Salvador da Bahia, Brazil
Portuguese explorers first landed in northeast Brazil in 1500. In this region, called Bahia, they found large indigenous populations with whom they traded some local commodities, like wood which was used to make dyes. Facing competition from other European nations in the early- to mid-sixteenth century, Portugal began to invest in Brazil as a source of export commodities and imperial wealth. Since Brazil did not appear to have supplies of gold or silver, the Portuguese imported the technology of sugar production to Bahia from their Atlantic islands (Madeira and São Tomé, for example) where the crop had proved successful. This move, in the mid-1500s, launched plantation Brazilian agriculture and large-scale slave importation.
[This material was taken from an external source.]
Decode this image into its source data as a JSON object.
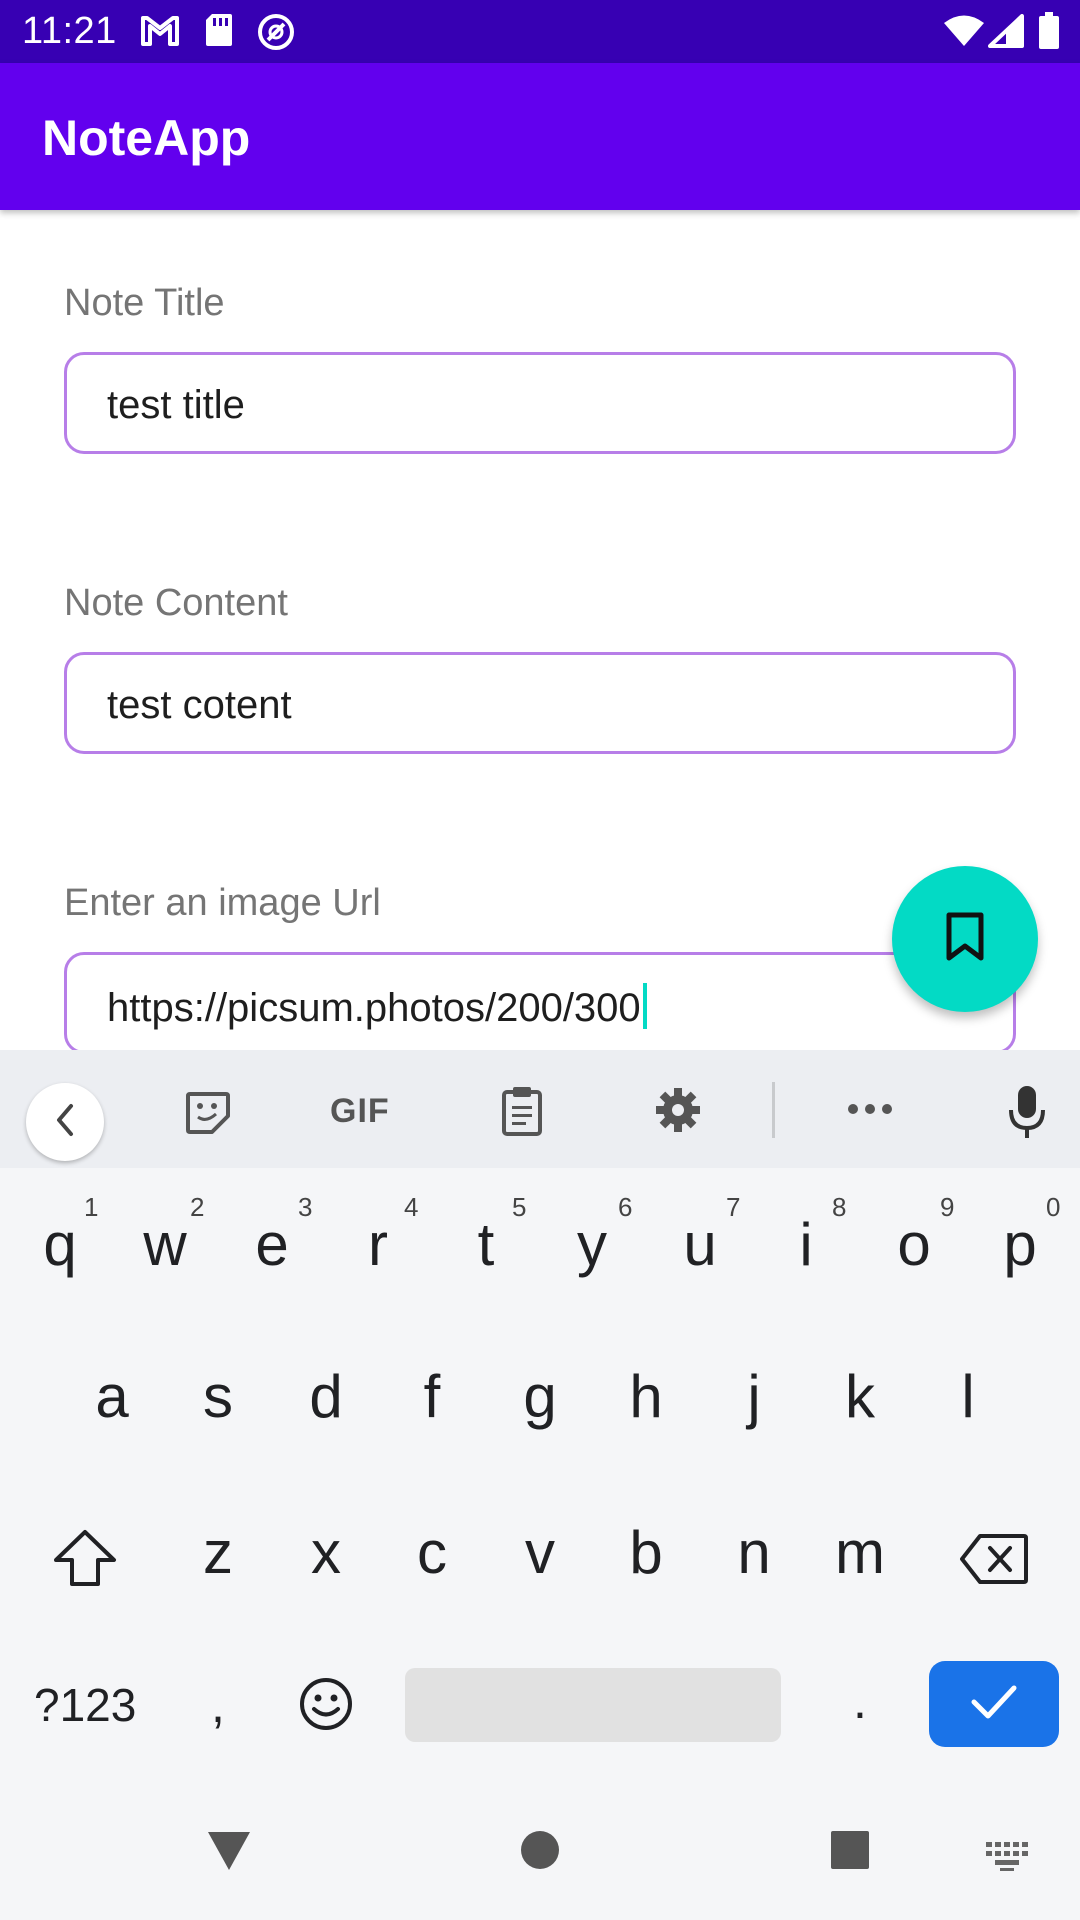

By 1600, Brazil was the largest exporter of sugar to Europe.
Planters in Bahia first enslaved indigenous people to work the sugar plantations, but steadily shifted their labor force to one composed primarily of Africans. Brazil continued to import Africans both legally and illegally well into the nineteenth century before officially ending slavery in 1888. During this long span, Brazil received captive Africans from every part of the continent, landing almost five million people in total. Bahia alone imported in excess of 1,300,000 men, women, and children. While the areas of African importation shifted over time, more than 90 percent of the Africans who arrived in Bahia came from either the Bight of Benin or Central Africa.
Because of these strong connections between the two continents, it was possible for Africans and their descendants in Bahia to preserve a variety of African social and cultural forms. Africans in Bahia built religious institutions and social hierarchies, for instance, modeled on those from their African homes. One example of this comes from the experiences of enslaved Muslims, in the early nineteenth century. Beginning in the early 1800s, Bahia received increasing numbers of enslaved Muslims and the Islamic population of Bahia underwent a period of expansion into the 1830s. Muslim community leaders in and around Salvador established schools—almost identical to those in West Africa—where students could learn about Islam and become literate in Arabic. In 1835, about five hundred enslaved and free Muslims launched a large, though ultimately unsuccessful, rebellion in Bahia.